“Secara umum, data inflasi ini sudah cukup untuk membuat The Fed menaikkan suku bunga acuan 25 bps pekan depan. Namun, tekanan di sektor perbankan akan menjadi wild card dalam pengambilan keputusan sampai ada kejelasan soal keberhasilan menahan dampak negatif dari SVB dan Signature.” jelas Ian Lyngen, Rates Strategist di BMO Capital Markets.
Akan tetapi, komentar dari lembaga pemeringkat membuktikan bahwa sentimen masih rentan berubah usai 3 bank di AS kolaps dalam sepekan. Ini adalah kegagalan bank terbesar sejak krisis keuangan.
Moody’s Investor Service menurunkan outlook terhadap sektor perbankan. S&P Global Ratings kemudian menempatkan First Republic Bank dalam outlook negatif.
“Para pembuat kebijakan mungkin terpengaruh untuk menghentikan kenaikan suku bunga, meski ada bukti bahwa masih ada risiko inflasi. Saat bank-bank kecil tertekan, ada kekhawatiran bank-bank yang lebih besar terkena risiko sehingga bisa membuat perekonomian secara umum melambat,” terang Susannah Streeter, Head of Money and Markets di Hargreaves Lansdown.
Di pasar lain, harga minyak bergerak naik setelah kemarin melemah. Harga emas terpeleset setelah naik 3 hari beruntun.

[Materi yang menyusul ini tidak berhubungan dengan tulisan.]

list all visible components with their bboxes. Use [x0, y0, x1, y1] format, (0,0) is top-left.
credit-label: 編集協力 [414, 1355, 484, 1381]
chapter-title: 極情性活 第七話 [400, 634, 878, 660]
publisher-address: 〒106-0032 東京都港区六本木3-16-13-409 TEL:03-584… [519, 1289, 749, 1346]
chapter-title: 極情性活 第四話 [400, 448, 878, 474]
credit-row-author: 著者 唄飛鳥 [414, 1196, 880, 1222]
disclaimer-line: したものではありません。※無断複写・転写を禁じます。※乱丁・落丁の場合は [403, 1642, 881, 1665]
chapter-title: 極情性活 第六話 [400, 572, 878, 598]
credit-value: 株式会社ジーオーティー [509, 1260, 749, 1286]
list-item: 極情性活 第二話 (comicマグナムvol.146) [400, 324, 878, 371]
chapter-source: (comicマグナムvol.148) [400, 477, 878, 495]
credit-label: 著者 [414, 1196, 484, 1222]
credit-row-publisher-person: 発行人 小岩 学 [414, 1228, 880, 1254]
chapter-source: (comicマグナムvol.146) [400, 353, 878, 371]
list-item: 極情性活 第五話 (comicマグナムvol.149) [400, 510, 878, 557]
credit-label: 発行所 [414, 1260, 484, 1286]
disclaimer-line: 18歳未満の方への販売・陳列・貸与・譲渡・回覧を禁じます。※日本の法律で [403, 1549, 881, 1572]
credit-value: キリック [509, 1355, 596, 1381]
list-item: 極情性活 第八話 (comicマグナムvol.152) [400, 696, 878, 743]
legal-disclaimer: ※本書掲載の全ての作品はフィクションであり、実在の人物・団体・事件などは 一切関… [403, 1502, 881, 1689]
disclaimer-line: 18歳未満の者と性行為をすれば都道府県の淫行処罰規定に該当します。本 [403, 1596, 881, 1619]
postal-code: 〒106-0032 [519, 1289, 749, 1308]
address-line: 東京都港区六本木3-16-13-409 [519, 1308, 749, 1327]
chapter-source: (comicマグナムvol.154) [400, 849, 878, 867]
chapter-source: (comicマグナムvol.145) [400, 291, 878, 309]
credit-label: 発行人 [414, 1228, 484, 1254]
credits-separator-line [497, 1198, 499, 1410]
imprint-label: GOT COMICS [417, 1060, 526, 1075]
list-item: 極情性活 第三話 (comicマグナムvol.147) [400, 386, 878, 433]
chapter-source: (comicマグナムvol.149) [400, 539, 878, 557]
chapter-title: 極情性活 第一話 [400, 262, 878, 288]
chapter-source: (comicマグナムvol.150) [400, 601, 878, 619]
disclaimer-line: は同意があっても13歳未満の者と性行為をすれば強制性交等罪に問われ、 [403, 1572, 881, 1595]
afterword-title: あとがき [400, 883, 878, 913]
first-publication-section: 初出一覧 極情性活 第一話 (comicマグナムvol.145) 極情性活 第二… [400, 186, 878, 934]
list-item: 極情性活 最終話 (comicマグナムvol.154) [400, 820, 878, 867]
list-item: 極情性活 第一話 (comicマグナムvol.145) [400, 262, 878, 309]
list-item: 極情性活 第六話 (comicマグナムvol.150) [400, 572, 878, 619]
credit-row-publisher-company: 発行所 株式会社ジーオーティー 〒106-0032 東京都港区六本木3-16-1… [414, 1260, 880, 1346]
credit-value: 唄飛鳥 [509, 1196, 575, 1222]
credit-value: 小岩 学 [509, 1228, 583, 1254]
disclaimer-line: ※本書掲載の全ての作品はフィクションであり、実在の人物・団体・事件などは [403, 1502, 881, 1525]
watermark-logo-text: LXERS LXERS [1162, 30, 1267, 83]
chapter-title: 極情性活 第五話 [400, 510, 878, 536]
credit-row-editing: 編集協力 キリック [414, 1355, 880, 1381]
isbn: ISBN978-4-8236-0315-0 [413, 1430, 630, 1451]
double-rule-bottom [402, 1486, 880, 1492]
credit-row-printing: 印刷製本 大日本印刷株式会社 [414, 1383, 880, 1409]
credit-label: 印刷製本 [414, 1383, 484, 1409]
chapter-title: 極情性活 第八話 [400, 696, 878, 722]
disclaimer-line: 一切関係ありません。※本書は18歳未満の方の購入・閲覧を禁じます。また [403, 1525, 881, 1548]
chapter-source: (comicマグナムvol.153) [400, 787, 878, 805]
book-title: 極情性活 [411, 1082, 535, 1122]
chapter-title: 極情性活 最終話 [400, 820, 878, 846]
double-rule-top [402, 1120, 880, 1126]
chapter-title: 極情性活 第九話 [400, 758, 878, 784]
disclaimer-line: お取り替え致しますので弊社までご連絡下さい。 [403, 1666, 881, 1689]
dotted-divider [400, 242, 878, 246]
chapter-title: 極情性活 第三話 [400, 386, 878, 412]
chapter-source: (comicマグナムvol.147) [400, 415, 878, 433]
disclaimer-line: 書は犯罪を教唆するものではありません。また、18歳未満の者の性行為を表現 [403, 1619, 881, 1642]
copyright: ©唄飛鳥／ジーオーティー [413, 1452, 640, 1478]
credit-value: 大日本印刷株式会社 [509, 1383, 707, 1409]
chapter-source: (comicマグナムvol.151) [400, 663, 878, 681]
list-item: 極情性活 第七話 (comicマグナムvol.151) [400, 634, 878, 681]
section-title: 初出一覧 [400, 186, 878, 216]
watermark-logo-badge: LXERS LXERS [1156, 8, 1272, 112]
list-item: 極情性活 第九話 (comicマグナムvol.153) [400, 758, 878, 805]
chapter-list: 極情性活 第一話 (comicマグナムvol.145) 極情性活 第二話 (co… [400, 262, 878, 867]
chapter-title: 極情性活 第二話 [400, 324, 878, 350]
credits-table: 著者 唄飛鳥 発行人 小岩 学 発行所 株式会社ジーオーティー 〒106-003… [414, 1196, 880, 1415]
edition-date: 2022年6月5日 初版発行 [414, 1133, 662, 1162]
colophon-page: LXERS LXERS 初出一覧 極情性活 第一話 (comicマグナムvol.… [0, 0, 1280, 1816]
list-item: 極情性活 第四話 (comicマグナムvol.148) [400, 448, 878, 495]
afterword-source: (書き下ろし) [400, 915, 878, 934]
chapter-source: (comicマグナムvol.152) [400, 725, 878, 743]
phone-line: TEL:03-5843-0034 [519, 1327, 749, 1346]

Agenda yang patut disimak hari adalah rilis sejumlah data ekonomi di China. Produksi industri dan penjualan ritel diperkirakan naik setelah China mencabut kebijakan zero Covid-19, menurut kajian Bloomberg Economics. Bank Sentral China (PBoC) diperkirakan tetap mempertahankan suku bunga 1 year medium term lending facility di 2,75%.